David Browne from Entertainment Weekly said the song could be a jingle for "a hip-hop investment firm." Kelefa Sanneh described it as, "a startling single, which I loved: a violent buzzing sound interrupted every few lines, as if the producer, Dallas Austin, were playing a prank".

In a retrospective review by Complexs Julianne Escobedo Shepherd, she said Austin was doing his best Timbaland imitation of Aaliyah's "Are You That Somebody?" on the track. Billboards Chuck Taylor also compared the two songs, questioning whether the song is a throwaway track to stir interest before knowing if they have made any true progress. Ann Powers from Rolling Stone, however, criticized Austin's attempt at girl power on the song as "misguided."
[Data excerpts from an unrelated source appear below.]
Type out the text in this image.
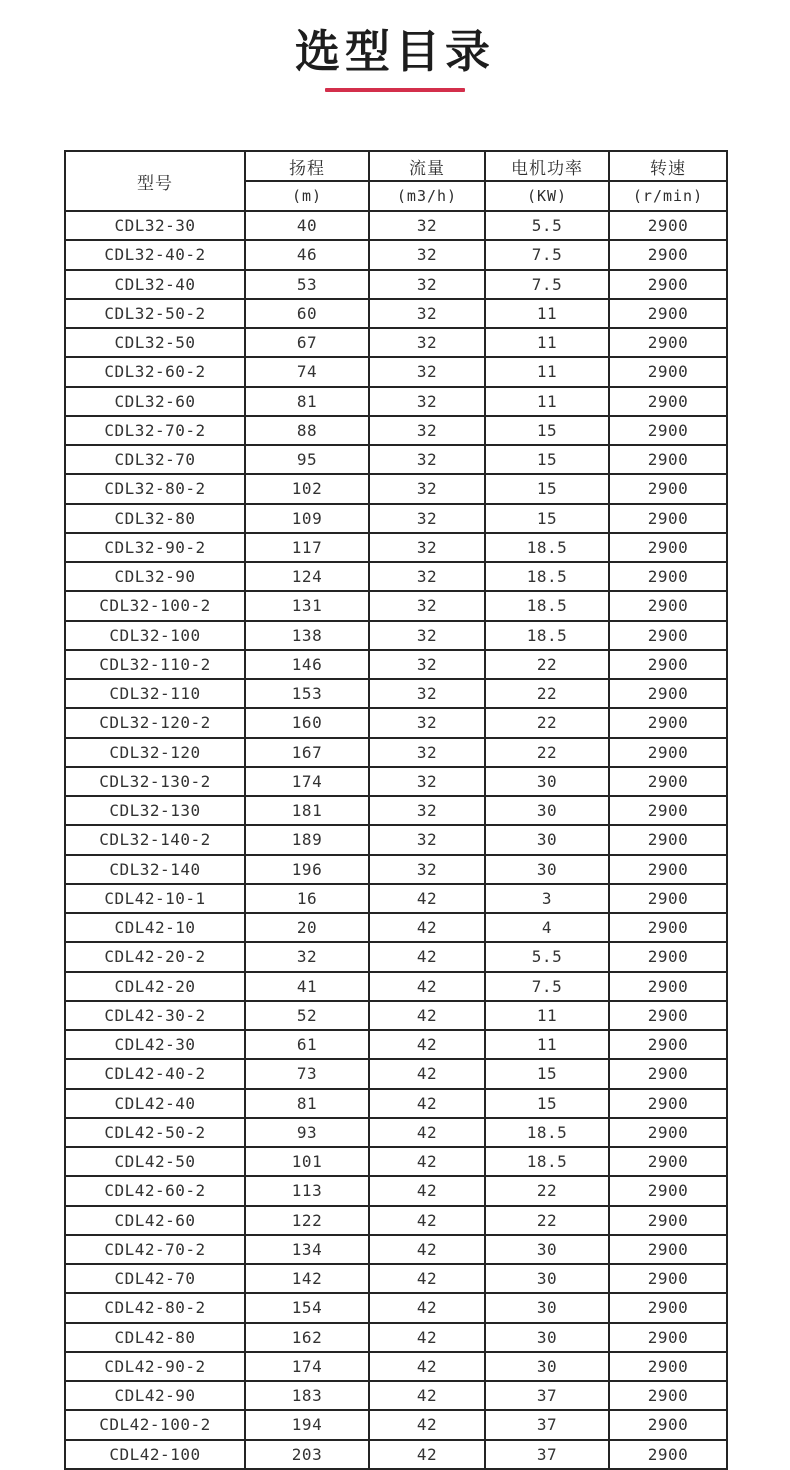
选型目录
型号	扬程	流量	电机功率	转速
	(m)	(m3/h)	(KW)	(r/min)
CDL32-30	40	32	5.5	2900
CDL32-40-2	46	32	7.5	2900
CDL32-40	53	32	7.5	2900
CDL32-50-2	60	32	11	2900
CDL32-50	67	32	11	2900
CDL32-60-2	74	32	11	2900
CDL32-60	81	32	11	2900
CDL32-70-2	88	32	15	2900
CDL32-70	95	32	15	2900
CDL32-80-2	102	32	15	2900
CDL32-80	109	32	15	2900
CDL32-90-2	117	32	18.5	2900
CDL32-90	124	32	18.5	2900
CDL32-100-2	131	32	18.5	2900
CDL32-100	138	32	18.5	2900
CDL32-110-2	146	32	22	2900
CDL32-110	153	32	22	2900
CDL32-120-2	160	32	22	2900
CDL32-120	167	32	22	2900
CDL32-130-2	174	32	30	2900
CDL32-130	181	32	30	2900
CDL32-140-2	189	32	30	2900
CDL32-140	196	32	30	2900
CDL42-10-1	16	42	3	2900
CDL42-10	20	42	4	2900
CDL42-20-2	32	42	5.5	2900
CDL42-20	41	42	7.5	2900
CDL42-30-2	52	42	11	2900
CDL42-30	61	42	11	2900
CDL42-40-2	73	42	15	2900
CDL42-40	81	42	15	2900
CDL42-50-2	93	42	18.5	2900
CDL42-50	101	42	18.5	2900
CDL42-60-2	113	42	22	2900
CDL42-60	122	42	22	2900
CDL42-70-2	134	42	30	2900
CDL42-70	142	42	30	2900
CDL42-80-2	154	42	30	2900
CDL42-80	162	42	30	2900
CDL42-90-2	174	42	30	2900
CDL42-90	183	42	37	2900
CDL42-100-2	194	42	37	2900
CDL42-100	203	42	37	2900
Positively, Robert Christgau and The A.V. Clubs Nathan Rabin both chose the song as one of Fanmails best tracks. Similarly, Jonathan Bernstein from Spin predicted the track to be a "future hit".
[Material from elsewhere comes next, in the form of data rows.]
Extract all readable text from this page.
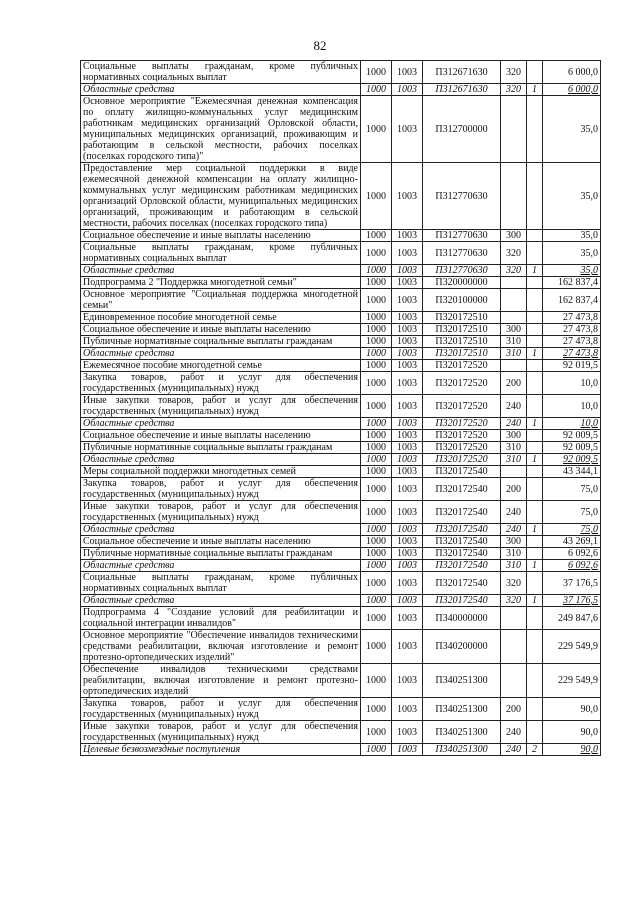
82
Социальные выплаты гражданам, кроме публичных нормативных социальных выплат	1000	1003	П312671630	320		6 000,0
Областные средства	1000	1003	П312671630	320	1	6 000,0
Основное мероприятие "Ежемесячная денежная компенсация по оплату жилищно-коммунальных услуг медицинским работникам медицинских организаций Орловской области, муниципальных медицинских организаций, проживающим и работающим в сельской местности, рабочих поселках (поселках городского типа)"	1000	1003	П312700000			35,0
Предоставление мер социальной поддержки в виде ежемесячной денежной компенсации на оплату жилищно-коммунальных услуг медицинским работникам медицинских организаций Орловской области, муниципальных медицинских организаций, проживающим и работающим в сельской местности, рабочих поселках (поселках городского типа)	1000	1003	П312770630			35,0
Социальное обеспечение и иные выплаты населению	1000	1003	П312770630	300		35,0
Социальные выплаты гражданам, кроме публичных нормативных социальных выплат	1000	1003	П312770630	320		35,0
Областные средства	1000	1003	П312770630	320	1	35,0
Подпрограмма 2 "Поддержка многодетной семьи"	1000	1003	П320000000			162 837,4
Основное мероприятие "Социальная поддержка многодетной семьи"	1000	1003	П320100000			162 837,4
Единовременное пособие многодетной семье	1000	1003	П320172510			27 473,8
Социальное обеспечение и иные выплаты населению	1000	1003	П320172510	300		27 473,8
Публичные нормативные социальные выплаты гражданам	1000	1003	П320172510	310		27 473,8
Областные средства	1000	1003	П320172510	310	1	27 473,8
Ежемесячное пособие многодетной семье	1000	1003	П320172520			92 019,5
Закупка товаров, работ и услуг для обеспечения государственных (муниципальных) нужд	1000	1003	П320172520	200		10,0
Иные закупки товаров, работ и услуг для обеспечения государственных (муниципальных) нужд	1000	1003	П320172520	240		10,0
Областные средства	1000	1003	П320172520	240	1	10,0
Социальное обеспечение и иные выплаты населению	1000	1003	П320172520	300		92 009,5
Публичные нормативные социальные выплаты гражданам	1000	1003	П320172520	310		92 009,5
Областные средства	1000	1003	П320172520	310	1	92 009,5
Меры социальной поддержки многодетных семей	1000	1003	П320172540			43 344,1
Закупка товаров, работ и услуг для обеспечения государственных (муниципальных) нужд	1000	1003	П320172540	200		75,0
Иные закупки товаров, работ и услуг для обеспечения государственных (муниципальных) нужд	1000	1003	П320172540	240		75,0
Областные средства	1000	1003	П320172540	240	1	75,0
Социальное обеспечение и иные выплаты населению	1000	1003	П320172540	300		43 269,1
Публичные нормативные социальные выплаты гражданам	1000	1003	П320172540	310		6 092,6
Областные средства	1000	1003	П320172540	310	1	6 092,6
Социальные выплаты гражданам, кроме публичных нормативных социальных выплат	1000	1003	П320172540	320		37 176,5
Областные средства	1000	1003	П320172540	320	1	37 176,5
Подпрограмма 4 "Создание условий для реабилитации и социальной интеграции инвалидов"	1000	1003	П340000000			249 847,6
Основное мероприятие "Обеспечение инвалидов техническими средствами реабилитации, включая изготовление и ремонт протезно-ортопедических изделий"	1000	1003	П340200000			229 549,9
Обеспечение инвалидов техническими средствами реабилитации, включая изготовление и ремонт протезно-ортопедических изделий	1000	1003	П340251300			229 549,9
Закупка товаров, работ и услуг для обеспечения государственных (муниципальных) нужд	1000	1003	П340251300	200		90,0
Иные закупки товаров, работ и услуг для обеспечения государственных (муниципальных) нужд	1000	1003	П340251300	240		90,0
Целевые безвозмездные поступления	1000	1003	П340251300	240	2	90,0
==Release and commercial performance==
The song was the first song and promotional single released off their album as a teaser for FanMail. Both the song and "No Scrubs" have gotten "tremendous" airplay.

American musician Girl Talk took samples of the song for his mash-up track "All Eyes on Me" on the album Unstoppable (2004). In 2016, Canadian producer Jåmvvis covers the song with a new jazz-influenced, sax-heavy, bass driven redition.

==Live performances==
On June 22, 2013, TLC includes the track on their hits medley while performing at the 2013 MTV Video Music Awards Japan, receiving the Legend Award.

"Silly Ho" / "Kick Your Game" / "Hat 2 da Back" (Super Bowl Blitz 2014)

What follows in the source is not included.